Civilisation, as it is well known, is as vague a term as savagery. When Alexander, the pupil of Aristotle, the representative of Greek civilisation, stood before the naked philosophers of India, who were ὑλόβιοι dwellers in the forest, can we hesitate to say which of the two was the true savage and which the sage? To the New Zealander who has been brought into contact with European civilisation, his former so-called savage life seems to have gained little by recent improvements. A grand Maori chief, reputed to have been one of the strongest men in his youth, thus speaks of the old days:[11]—
In former times we lived differently; each tribe had its territory; we lived in pas placed high upon the mountains. The men looked to war as their only occupation, and the women and the young people cultivated the fields. We were a strong and a healthy people then. When the Pakeha came, everything began to die away, even the natural animals of the country. Formerly, when we went into a forest, and stood under a tree, we could not hear ourselves speak for the noise of the birds—every tree was full of them. Then we had pigeons and everything in plenty; now many of the birds have died out.... In those times the fields were well tilled, there was always plenty of provisions, and we wore few clothes—only our own mats of feathers. Then the missionaries came and took our children from the fields, and taught them to sing hymns: they changed their minds, and the fields were untilled. The children came home and quoted Gospel on an empty stomach. Then came the war between the Pakeha and the Maori that split up our homes, and made one tribe fight against the other; and after the war came the Pakeha settlers, who took our lands, taught us to drink and to smoke, and made us wear clothes that brought on disease. What race could stand against them? The Maori is passing away like the Kiwi, the Tui, and many other things, and by-and-by they will disappear just like the leaves of the trees, and nothing will remain to tell of them but the names of their mountains and their rivers!

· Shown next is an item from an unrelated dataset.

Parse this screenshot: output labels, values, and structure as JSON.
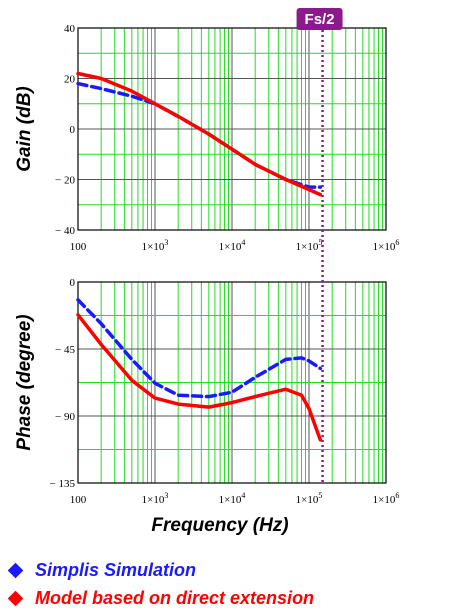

This is the view which a so-called savage takes of the benefits of European civilisation as contrasted with the contentment and happiness in which his forefathers had passed through this life. Let us now hear what a highly educated American, a scholar and a philosopher, Mr. Morgan, says of the character of the Iroquois, who are often quoted as specimens of extreme savagery:—
No test of friendship was too severe; no sacrifice to repay a favor too great; no fidelity to an engagement too inflexible for the red man. With an innate knowledge of the freedom and dignity of man, he has exhibited the noblest virtues of the heart, and the kindest deeds of humanity, in those sylvan retreats we are wont to look upon as vacant and frightful solitudes.